Up to now, foreigners who bought American bonds or other financial assets in the U.S. were subject to a 30% withholding tax on interest earned. The new legislation ends the withholding, making the investments tax-free to overseas buyers. Suddenly America has become the largest and possibly the most alluring tax haven in the world.
The U.S. is already heavily dependent on foreign money. Last year alone some $86 billion poured into American investments from abroad. By enlarging the pool of capital available for lending, the inflow from overseas has helped ease pressure on interest rates. Without the foreign investment, the prime rate that U.S. banks charge corporate customers, now at 13%, might be 1 to 3 percentage points higher.
Foreign banks and other financial institutions have been big buyers of U.S. bonds. But most individual foreign investors, seeking to avoid the U.S. withholding tax, have favored certificates of deposit offered by overseas units of American banks and bonds issued by U.S. companies in foreign financial centers where taxes are minimal. Now that the American tax has been repealed, foreigners may develop a taste for bonds sold in the U.S. The prospect of increased foreign capital flows and stable interest rates could further fuel the bull market that was gathering force last week.
The U.S. Treasury Department urged Congress to repeal the withholding tax. Treasury officials want to sell foreigners more bonds as a way of reducing the interest rates that the Government pays to finance its deficit.
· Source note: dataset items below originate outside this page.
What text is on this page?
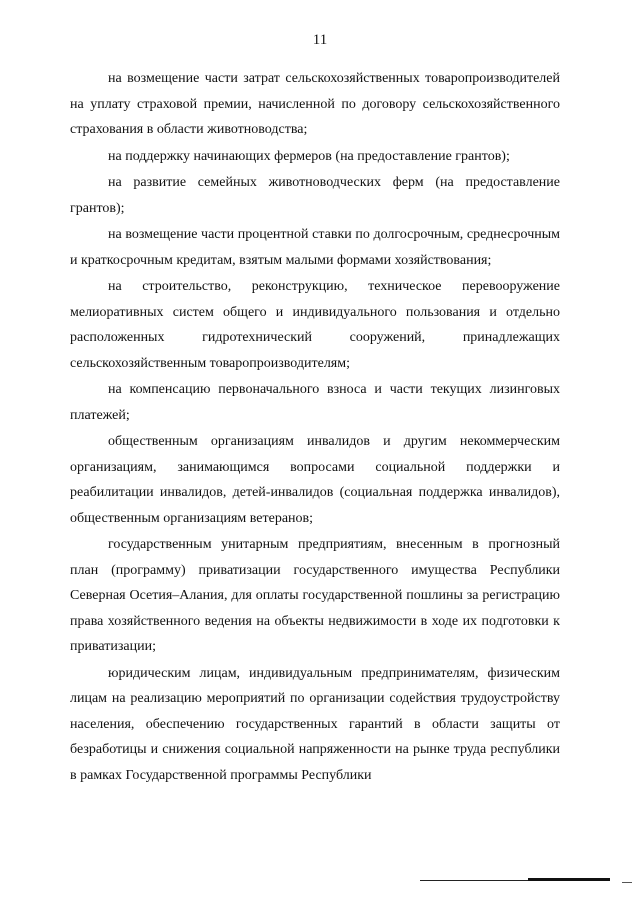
11

на возмещение части затрат сельскохозяйственных товаропроизводителей на уплату страховой премии, начисленной по договору сельскохозяйственного страхования в области животноводства;

на поддержку начинающих фермеров (на предоставление грантов);

на развитие семейных животноводческих ферм (на предоставление грантов);

на возмещение части процентной ставки по долгосрочным, среднесрочным и краткосрочным кредитам, взятым малыми формами хозяйствования;

на строительство, реконструкцию, техническое перевооружение мелиоративных систем общего и индивидуального пользования и отдельно расположенных гидротехнический сооружений, принадлежащих сельскохозяйственным товаропроизводителям;

на компенсацию первоначального взноса и части текущих лизинговых платежей;

общественным организациям инвалидов и другим некоммерческим организациям, занимающимся вопросами социальной поддержки и реабилитации инвалидов, детей-инвалидов (социальная поддержка инвалидов), общественным организациям ветеранов;

государственным унитарным предприятиям, внесенным в прогнозный план (программу) приватизации государственного имущества Республики Северная Осетия–Алания, для оплаты государственной пошлины за регистрацию права хозяйственного ведения на объекты недвижимости в ходе их подготовки к приватизации;

юридическим лицам, индивидуальным предпринимателям, физическим лицам на реализацию мероприятий по организации содействия трудоустройству населения, обеспечению государственных гарантий в области защиты от безработицы и снижения социальной напряженности на рынке труда республики в рамках Государственной программы Республики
Part of Treasury's motivation is political. The last thing Reagan needs in an election campaign is rising interest rates.
The tax repeal has stirred resentment abroad. One European government official accuses the U.S. of "robbing the rest of the world of capital." To keep from losing too much money to the U.S., foreign countries may have to raise their interest rates. In West Germany the central bank and the Finance Ministry have suggested that the government should consider exempting foreigners from tax on its bonds as a way of countering the U.S. strategy.